Reproduction of ER tumor status in both wild-type/sporadic and BRCA1 mutated populations of breast cancer.
These data demonstrate the similarity between DEABM simulation runs and data extracted from the literature concerning the percentage of ER+ tumors generated in both wild-type/sporadic and BRCA1-mutated populations [46]–[57]. Panel A depicts the ER+ percentage among wild-type/sporadic populations from both the literature, ∼68% (range 60–77%) of premenopausal breast tumors [51]–[54], and in simulated populations (n-individuals = 500, N-groups = 3) of ∼65% (range 59–71%) of the simulated breast cancers. Panel B demonstrates the same comparison of ER+ tumors in the BRCA1 mutant population, where the DEABM shows that only ∼38% (range 29–44%) of tumors generated were ER+ as compared to published incidences of ER+ BRCA1 mutant tumors of ∼36% (range 19–52%) [51], [55]–[57]. For both Panel A and B published cancer population data is denoted by the name of the study’s first author, whereas the DEABM runs are labeled with their N-group number. These findings indicate that the DEABM incorporates plausible mechanisms for ER+ tumorigenesis, suggesting a role of RUNX3 expression (or other genes performing a similar function) in the selectivity of ER+ breast cancer previously unknown.
Figure 9.
Relationship between RUNX3 expression and ER status in breast cancer.
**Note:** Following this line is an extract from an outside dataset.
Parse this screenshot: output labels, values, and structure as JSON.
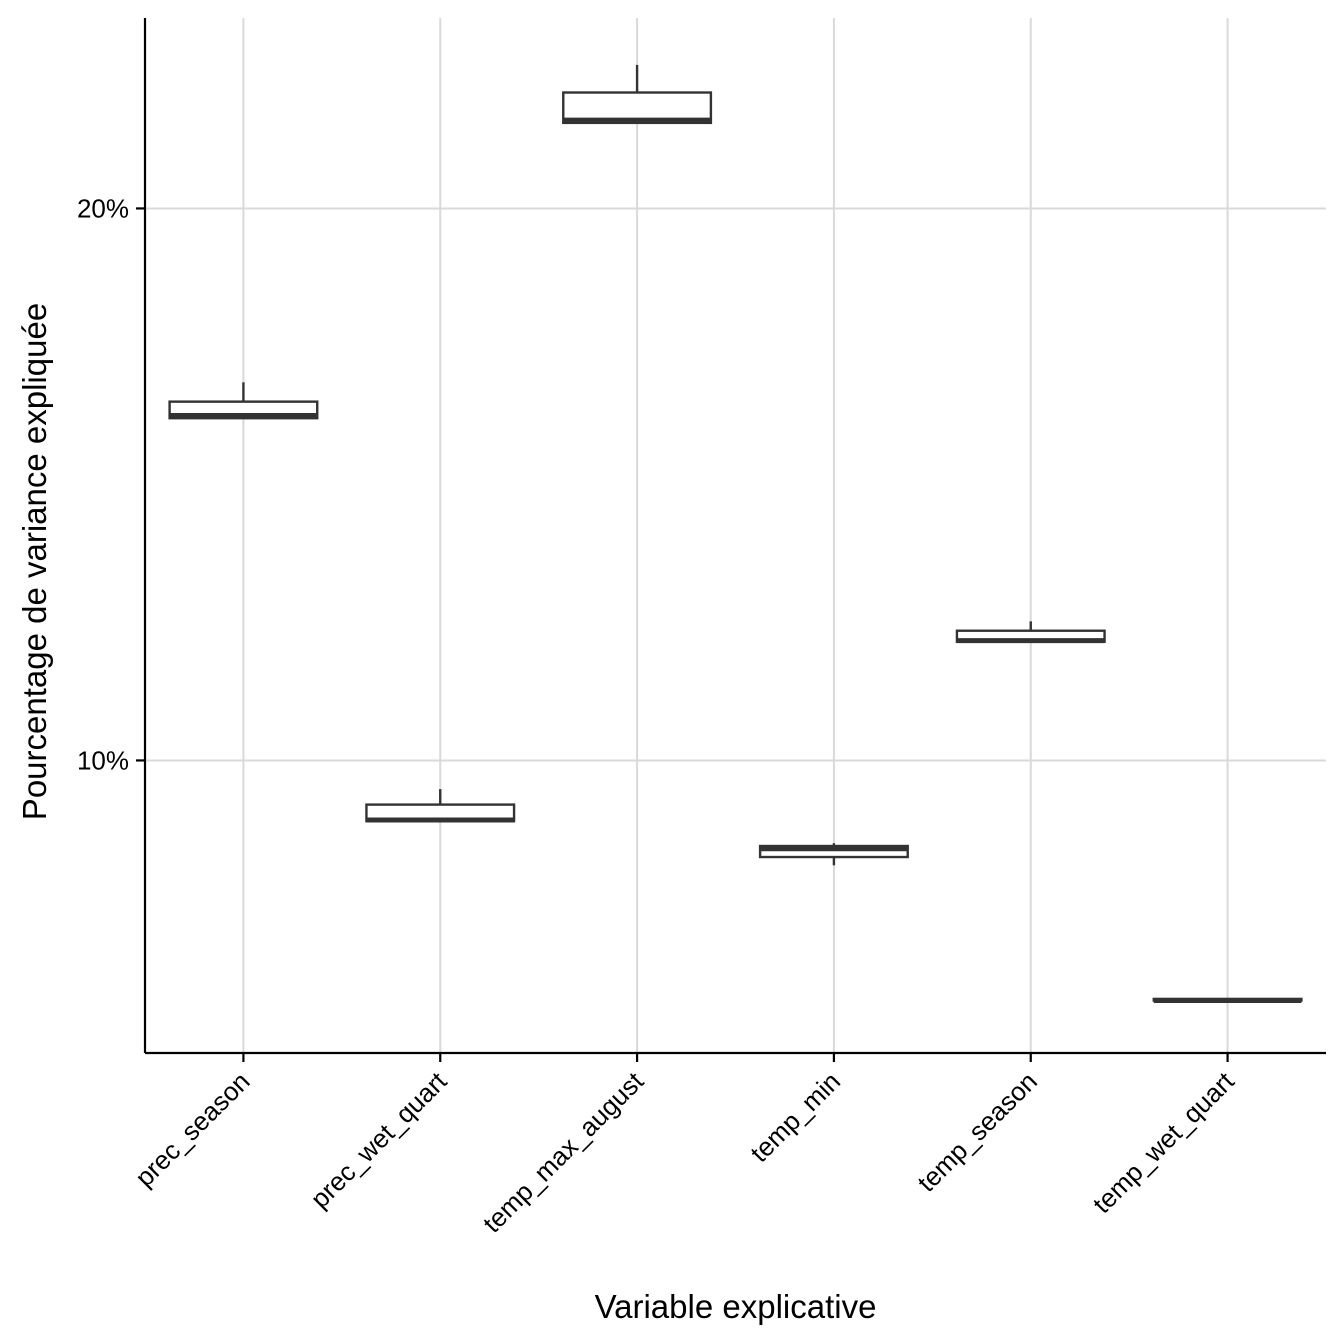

Graphical representation of search results from the Cancer Genome Atlas (TCGA) and Oncomine (www.oncomine.org) to identify correlations between RUNX3 expression and both ER+ and ER− breast tumors. These results suggest a trend towards decreased expression of RUNX3 in ER+ tumors, a finding consistent with our hypothesis that loss of RUNX3 function may be one of a class of genetic abnormalities that results in the loss of suppression of the proliferative potential of ER+ cells, and that this may be a precondition in the development of ER+ tumors.